In the company’s latest Research Note, Blake Kozak (senior analyst for security and building technologies at IHS) highlights the potential growth opportunity for electronic physical access control equipment in the Middle East and African regions.
The EMEA region continued to make strides toward recovery in 2013 and is expected to see moderate growth from 2014 through 2015 for traditional electronic access control.
For traditional access control, IHS has estimated growth of about 3.1% in 2014. When including electronic locks (mechatronic, digital cylinder and electromechanical), IHS estimates a growth of about 7.4% in 2014.
According to IHS’ 2014 report on access control, the Middle East and African regions are forecast to be worth about $180 million in 2014, which combine to have a CAGR of about 15% from 2013 through 2018.
Cutting-edge technology is sought after
IHS found that many countries across the Middle East are searching for and installing the most cutting-edge technology available.
To encourage Best of Breed adoption, many countries in the Middle East have programmes in place to reduce the amount of counterfeit product entering the country (for example Saudi Arabia with the Intertek program). IHS expects this program is helping to keep margins higher than in other parts of the region.
For Africa, many international banks and regional banks have been investing in expansion across the African continent. When banks expand and/or new banks are created, this presents a growth opportunity for electronic access control.
In the past, South Africa represented the most opportunity for access control adoption but this may be changing soon.
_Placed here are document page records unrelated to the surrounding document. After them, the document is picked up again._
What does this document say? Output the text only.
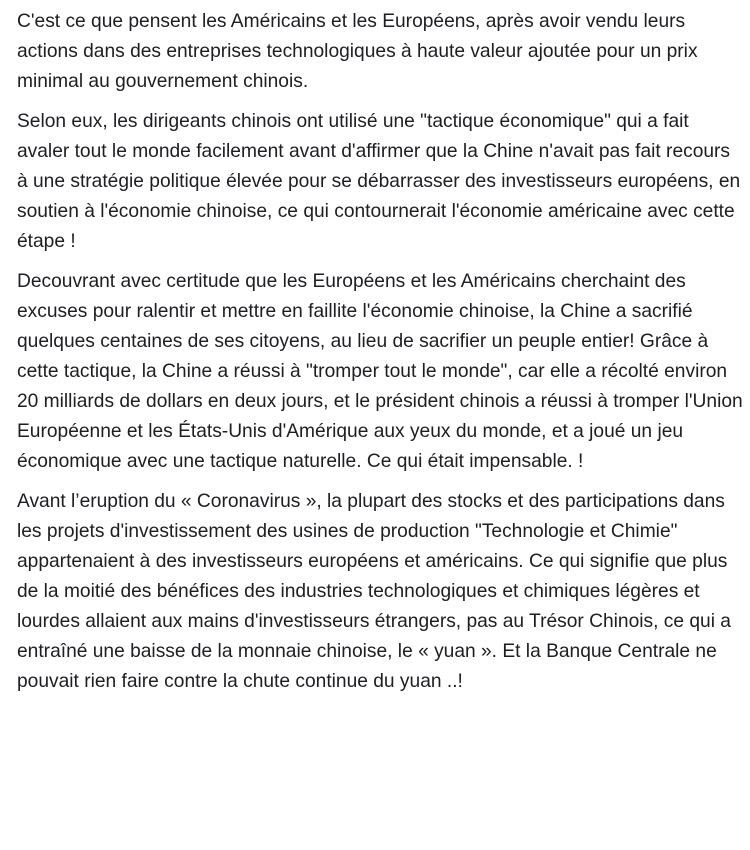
C'est ce que pensent les Américains et les Européens, après avoir vendu leurs actions dans des entreprises technologiques à haute valeur ajoutée pour un prix minimal au gouvernement chinois.

Selon eux, les dirigeants chinois ont utilisé une "tactique économique" qui a fait avaler tout le monde facilement avant d'affirmer que la Chine n'avait pas fait recours à une stratégie politique élevée pour se débarrasser des investisseurs européens, en soutien à l'économie chinoise, ce qui contournerait l'économie américaine avec cette étape !

Decouvrant avec certitude que les Européens et les Américains cherchaint des excuses pour ralentir et mettre en faillite l'économie chinoise, la Chine a sacrifié quelques centaines de ses citoyens, au lieu de sacrifier un peuple entier! Grâce à cette tactique, la Chine a réussi à "tromper tout le monde", car elle a récolté environ 20 milliards de dollars en deux jours, et le président chinois a réussi à tromper l'Union Européenne et les États-Unis d'Amérique aux yeux du monde, et a joué un jeu économique avec une tactique naturelle. Ce qui était impensable. !

Avant l’eruption du « Coronavirus », la plupart des stocks et des participations dans les projets d'investissement des usines de production "Technologie et Chimie" appartenaient à des investisseurs européens et américains. Ce qui signifie que plus de la moitié des bénéfices des industries technologiques et chimiques légères et lourdes allaient aux mains d'investisseurs étrangers, pas au Trésor Chinois, ce qui a entraîné une baisse de la monnaie chinoise, le « yuan ». Et la Banque Centrale ne pouvait rien faire contre la chute continue du yuan ..!
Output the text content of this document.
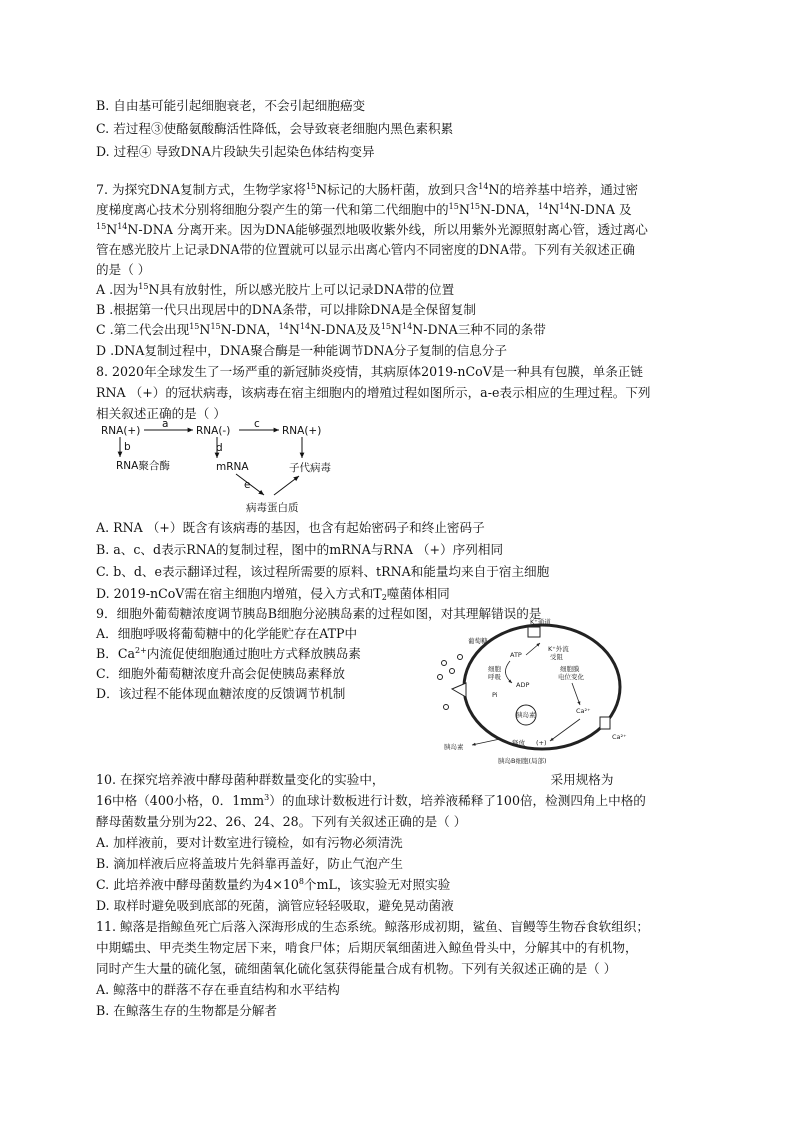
B. 自由基可能引起细胞衰老，不会引起细胞癌变
C. 若过程③使酪氨酸酶活性降低，会导致衰老细胞内黑色素积累
D. 过程④ 导致DNA片段缺失引起染色体结构变异
7. 为探究DNA复制方式，生物学家将$^{15}$N标记的大肠杆菌，放到只含$^{14}$N的培养基中培养，通过密
度梯度离心技术分别将细胞分裂产生的第一代和第二代细胞中的$^{15}N^{15}N$-DNA，$^{14}N^{14}N$-DNA 及
$^{15}N^{14}N$-DNA 分离开来。因为DNA能够强烈地吸收紫外线，所以用紫外光源照射离心管，透过离心
管在感光胶片上记录DNA带的位置就可以显示出离心管内不同密度的DNA带。下列有关叙述正确
的是（ ）
A .因为$^{15}$N具有放射性，所以感光胶片上可以记录DNA带的位置
B .根据第一代只出现居中的DNA条带，可以排除DNA是全保留复制
C .第二代会出现$^{15}N^{15}N$-DNA，$^{14}N^{14}N$-DNA及及$^{15}N^{14}N$-DNA三种不同的条带
D .DNA复制过程中，DNA聚合酶是一种能调节DNA分子复制的信息分子
8. 2020年全球发生了一场严重的新冠肺炎疫情，其病原体2019-nCoV是一种具有包膜，单条正链
RNA （+）的冠状病毒，该病毒在宿主细胞内的增殖过程如图所示，a-e表示相应的生理过程。下列
相关叙述正确的是（ ）
RNA(+)	RNA(-)	RNA(+)
a	c
b
RNA聚合酶
d
mRNA	子代病毒
e
病毒蛋白质
A. RNA （+）既含有该病毒的基因，也含有起始密码子和终止密码子
B. a、c、d表示RNA的复制过程，图中的mRNA与RNA （+）序列相同
C. b、d、e表示翻译过程，该过程所需要的原料、tRNA和能量均来自于宿主细胞
D. 2019-nCoV需在宿主细胞内增殖，侵入方式和$T_2$噬菌体相同
9．细胞外葡萄糖浓度调节胰岛B细胞分泌胰岛素的过程如图，对其理解错误的是
A．细胞呼吸将葡萄糖中的化学能贮存在ATP中
B．$Ca^{2+}$内流促使细胞通过胞吐方式释放胰岛素
C．细胞外葡萄糖浓度升高会促使胰岛素释放
D．该过程不能体现血糖浓度的反馈调节机制
K⁺通道
葡萄糖
细胞
呼吸
ATP
ADP
Pi
K⁺外流
受阻
细胞膜
电位变化
胰岛素
释放 (+)
Ca²⁺
Ca²⁺
胰岛素
胰岛B细胞(局部)
10. 在探究培养液中酵母菌种群数量变化的实验中，	采用规格为
16中格（400小格，0．$1mm^3$）的血球计数板进行计数，培养液稀释了100倍，检测四角上中格的
酵母菌数量分别为22、26、24、28。下列有关叙述正确的是（ ）
A. 加样液前，要对计数室进行镜检，如有污物必须清洗
B. 滴加样液后应将盖玻片先斜靠再盖好，防止气泡产生
C. 此培养液中酵母菌数量约为$4\times 10^8$个mL，该实验无对照实验
D. 取样时避免吸到底部的死菌，滴管应轻轻吸取，避免晃动菌液
11. 鲸落是指鲸鱼死亡后落入深海形成的生态系统。鲸落形成初期，鲨鱼、盲鳗等生物吞食软组织；
中期蠕虫、甲壳类生物定居下来，啃食尸体；后期厌氧细菌进入鲸鱼骨头中，分解其中的有机物，
同时产生大量的硫化氢，硫细菌氧化硫化氢获得能量合成有机物。下列有关叙述正确的是（ ）
A. 鲸落中的群落不存在垂直结构和水平结构
B. 在鲸落生存的生物都是分解者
In April 2014, Nigeria’s official statistics agency released rebased GDP data – the first such revision since 1990 – providing a more accurate assessment of the economy. The broad revision puts Nigeria ahead of South Africa with a GDP measure for 2013 of US$509 billion (89% higher than the corresponding figure from the now outdated series).
Additionally, infrastructure such as airports, seaports, education and critical sites (including oil and gas and energy) are all experiencing very strong growth. IHS expects a significant impact on the access control industry in the short to medium term.
Rate of movement towards IP
Lastly, IHS has assumed the consumption of IT equipment suggests the rate of movement towards IP and other more advanced security technologies.
According to IHS’ Global Insight, the Middle East and Eastern Europe/CIS countries were expected to both have a CAGR of about 6.5% from 2013 through 2018.
Overall, the Middle East and African regions are expected to be great markets for growth over the next 2-3 years. Wireless locks, IP-enabled devices and iris recognition readers will be at the forefront of product requests.
Training and educating not only integrators, installers and distributors but also end users is going to be critical for success.